Jessica Parratto’s Olympic dance card got more crowded for Rio while Katrina Young earned her first Olympic berth as they took first and second, respectively, in women’s individual 10-meter platform at the U.S. Olympic Trials for Diving Saturday night at the Indiana University Natatorium in Indianapolis.
Already on the 2016 U.S. Olympic Team with partner Amy Cozad as the U.S. women’s synchronized 10-meter tandem, Parratto scored the chance to compete individually as well. Carrying a 69-point lead into Saturday’s final round, she cruised with a solid performance, staying ahead of a rough-and-tumble battle for the second Olympic spot. Young began the evening in fourth place, 25.6 points away from second, but slowly advanced up the standings while Murphy Bromberg and Cozad stumbled on their later dives, propelling Young into second place and onto the Olympic team.
Parratto won with a total score of 1,030.05, while Young surged to second with 982.10 points, vaulting past Bromberg, who finished third with 958.40, and Cozad, who was fourth with a score of 937.25.

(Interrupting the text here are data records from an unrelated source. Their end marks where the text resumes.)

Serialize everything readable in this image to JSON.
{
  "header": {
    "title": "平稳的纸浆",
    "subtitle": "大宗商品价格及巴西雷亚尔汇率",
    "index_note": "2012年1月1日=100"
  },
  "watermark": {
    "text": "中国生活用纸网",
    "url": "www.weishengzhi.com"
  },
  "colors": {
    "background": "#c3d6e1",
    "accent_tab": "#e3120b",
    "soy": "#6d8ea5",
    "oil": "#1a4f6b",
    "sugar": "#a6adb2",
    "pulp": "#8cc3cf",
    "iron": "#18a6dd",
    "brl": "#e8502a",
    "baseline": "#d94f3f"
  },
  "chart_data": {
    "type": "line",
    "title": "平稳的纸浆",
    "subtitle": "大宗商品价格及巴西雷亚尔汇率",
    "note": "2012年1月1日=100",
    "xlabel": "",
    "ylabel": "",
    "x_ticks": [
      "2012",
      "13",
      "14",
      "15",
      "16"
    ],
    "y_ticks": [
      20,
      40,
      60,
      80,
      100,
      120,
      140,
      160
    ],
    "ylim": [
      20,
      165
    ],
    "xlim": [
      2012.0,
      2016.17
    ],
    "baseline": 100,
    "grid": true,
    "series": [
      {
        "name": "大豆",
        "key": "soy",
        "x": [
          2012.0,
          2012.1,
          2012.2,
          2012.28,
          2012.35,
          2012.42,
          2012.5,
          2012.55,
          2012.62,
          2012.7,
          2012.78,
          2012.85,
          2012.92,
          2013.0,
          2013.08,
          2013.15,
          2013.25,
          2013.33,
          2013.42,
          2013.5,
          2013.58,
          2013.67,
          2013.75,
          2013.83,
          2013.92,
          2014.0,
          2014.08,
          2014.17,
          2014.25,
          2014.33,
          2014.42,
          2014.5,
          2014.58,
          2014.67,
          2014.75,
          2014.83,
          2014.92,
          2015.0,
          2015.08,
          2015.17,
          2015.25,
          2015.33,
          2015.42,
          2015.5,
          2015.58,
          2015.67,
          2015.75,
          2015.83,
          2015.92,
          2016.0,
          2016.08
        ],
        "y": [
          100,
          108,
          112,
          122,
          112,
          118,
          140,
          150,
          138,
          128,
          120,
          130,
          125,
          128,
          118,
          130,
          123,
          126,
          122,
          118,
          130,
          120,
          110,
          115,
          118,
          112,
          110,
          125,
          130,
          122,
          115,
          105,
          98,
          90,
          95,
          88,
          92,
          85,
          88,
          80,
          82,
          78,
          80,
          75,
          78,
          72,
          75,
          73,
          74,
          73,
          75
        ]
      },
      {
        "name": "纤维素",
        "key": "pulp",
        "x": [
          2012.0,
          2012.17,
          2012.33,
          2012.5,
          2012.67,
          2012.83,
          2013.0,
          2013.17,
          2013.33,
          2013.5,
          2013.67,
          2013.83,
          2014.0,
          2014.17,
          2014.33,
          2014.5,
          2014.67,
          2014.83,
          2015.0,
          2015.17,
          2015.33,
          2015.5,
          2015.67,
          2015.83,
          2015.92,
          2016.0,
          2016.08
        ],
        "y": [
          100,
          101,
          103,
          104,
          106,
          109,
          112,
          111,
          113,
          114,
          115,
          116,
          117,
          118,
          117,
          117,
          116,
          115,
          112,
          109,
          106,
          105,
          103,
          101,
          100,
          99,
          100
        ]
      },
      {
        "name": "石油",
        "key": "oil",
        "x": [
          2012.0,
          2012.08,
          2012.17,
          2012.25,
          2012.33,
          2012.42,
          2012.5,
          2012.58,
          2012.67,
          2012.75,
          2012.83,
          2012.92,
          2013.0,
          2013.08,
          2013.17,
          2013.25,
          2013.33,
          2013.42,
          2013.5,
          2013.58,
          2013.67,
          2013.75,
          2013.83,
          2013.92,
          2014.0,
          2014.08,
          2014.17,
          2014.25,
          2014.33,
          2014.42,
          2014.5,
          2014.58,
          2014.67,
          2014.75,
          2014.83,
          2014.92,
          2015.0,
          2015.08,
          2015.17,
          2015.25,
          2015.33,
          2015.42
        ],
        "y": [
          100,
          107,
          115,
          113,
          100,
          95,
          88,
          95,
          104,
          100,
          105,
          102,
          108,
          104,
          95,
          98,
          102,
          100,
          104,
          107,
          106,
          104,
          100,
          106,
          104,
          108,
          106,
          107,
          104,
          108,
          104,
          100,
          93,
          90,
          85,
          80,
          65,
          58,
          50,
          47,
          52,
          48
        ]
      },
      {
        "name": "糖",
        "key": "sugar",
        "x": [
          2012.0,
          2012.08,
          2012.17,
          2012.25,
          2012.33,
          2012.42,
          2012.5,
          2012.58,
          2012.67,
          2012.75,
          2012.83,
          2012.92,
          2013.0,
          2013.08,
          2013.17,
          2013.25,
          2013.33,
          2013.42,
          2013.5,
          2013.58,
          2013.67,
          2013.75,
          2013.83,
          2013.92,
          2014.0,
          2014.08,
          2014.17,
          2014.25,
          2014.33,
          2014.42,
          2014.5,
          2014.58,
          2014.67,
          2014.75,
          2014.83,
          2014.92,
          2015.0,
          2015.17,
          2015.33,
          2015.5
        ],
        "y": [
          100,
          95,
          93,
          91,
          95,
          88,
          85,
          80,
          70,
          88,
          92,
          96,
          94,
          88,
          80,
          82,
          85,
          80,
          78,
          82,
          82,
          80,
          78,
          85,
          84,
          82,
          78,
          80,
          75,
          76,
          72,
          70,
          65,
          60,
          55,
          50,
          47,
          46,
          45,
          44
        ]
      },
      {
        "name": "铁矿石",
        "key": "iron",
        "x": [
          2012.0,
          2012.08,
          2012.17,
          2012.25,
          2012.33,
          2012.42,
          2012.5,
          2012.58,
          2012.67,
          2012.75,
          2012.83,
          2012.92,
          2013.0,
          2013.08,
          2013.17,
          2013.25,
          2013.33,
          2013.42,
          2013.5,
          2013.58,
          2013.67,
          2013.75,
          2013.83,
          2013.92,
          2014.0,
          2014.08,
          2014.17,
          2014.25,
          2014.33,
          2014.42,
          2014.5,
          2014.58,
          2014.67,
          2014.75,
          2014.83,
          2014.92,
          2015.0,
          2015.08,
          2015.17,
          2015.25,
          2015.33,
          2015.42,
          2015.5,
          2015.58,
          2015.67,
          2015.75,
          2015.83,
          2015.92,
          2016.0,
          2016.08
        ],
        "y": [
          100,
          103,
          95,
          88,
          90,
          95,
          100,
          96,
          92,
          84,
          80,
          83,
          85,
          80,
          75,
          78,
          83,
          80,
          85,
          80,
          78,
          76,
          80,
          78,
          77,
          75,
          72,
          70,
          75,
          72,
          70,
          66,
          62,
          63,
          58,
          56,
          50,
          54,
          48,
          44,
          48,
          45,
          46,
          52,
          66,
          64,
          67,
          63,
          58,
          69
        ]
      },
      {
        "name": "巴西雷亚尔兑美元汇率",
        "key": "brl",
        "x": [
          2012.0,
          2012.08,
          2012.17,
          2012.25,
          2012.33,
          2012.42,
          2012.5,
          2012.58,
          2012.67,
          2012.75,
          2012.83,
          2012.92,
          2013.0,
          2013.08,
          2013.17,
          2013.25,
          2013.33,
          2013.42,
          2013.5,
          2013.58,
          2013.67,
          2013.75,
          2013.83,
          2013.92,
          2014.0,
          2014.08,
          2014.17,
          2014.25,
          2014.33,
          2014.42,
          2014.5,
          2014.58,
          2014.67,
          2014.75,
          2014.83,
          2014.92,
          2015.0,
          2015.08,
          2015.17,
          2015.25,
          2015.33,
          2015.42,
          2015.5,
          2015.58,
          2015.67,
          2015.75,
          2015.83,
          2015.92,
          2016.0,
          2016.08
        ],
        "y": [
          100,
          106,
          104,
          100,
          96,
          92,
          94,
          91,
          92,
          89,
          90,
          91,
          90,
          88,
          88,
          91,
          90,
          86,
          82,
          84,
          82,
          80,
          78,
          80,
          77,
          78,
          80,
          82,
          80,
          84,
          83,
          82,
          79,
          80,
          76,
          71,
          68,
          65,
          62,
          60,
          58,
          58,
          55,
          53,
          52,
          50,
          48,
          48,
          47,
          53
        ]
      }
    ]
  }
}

Although Rio will be her first Olympic Games, Parratto, who turns 22 Monday, has a certain familiarity with Olympic success. Her father, Mike, coached one of the most decorated female swimmers in Olympic history, Jenny Thompson, who refers to Parratto as her “little sister.” Jessica’s mother Amy, a five-time diving All-American at Wellesley College, coached her until 2009, when she moved to Indianapolis to train. Parratto has won a total of seven senior national titles and has earned selection to the national team six times.
Young, 24, began diving at the age of 9 and earned a platform silver medal at the 2005 Junior Pan American Championships. Two years later she broke her right leg across the growth plate, which began a long and difficult journey back to form before making her first national team in 2013. Prior to Saturday night, she had only two podium finishes domestically, bronze medals at the 2012 and 2015 national championships. A two-time All-American for Florida State University, where she received a degree in commercial music in 2015, she becomes the second Olympian in her family. Her grandmother, Elaine Young, was a sprinter at the London 1948 Olympic Games.
The last time an American won an Olympic medal in women’s platform diving was the Sydney 2000 Olympic Games, when Laura Wilkinson won gold.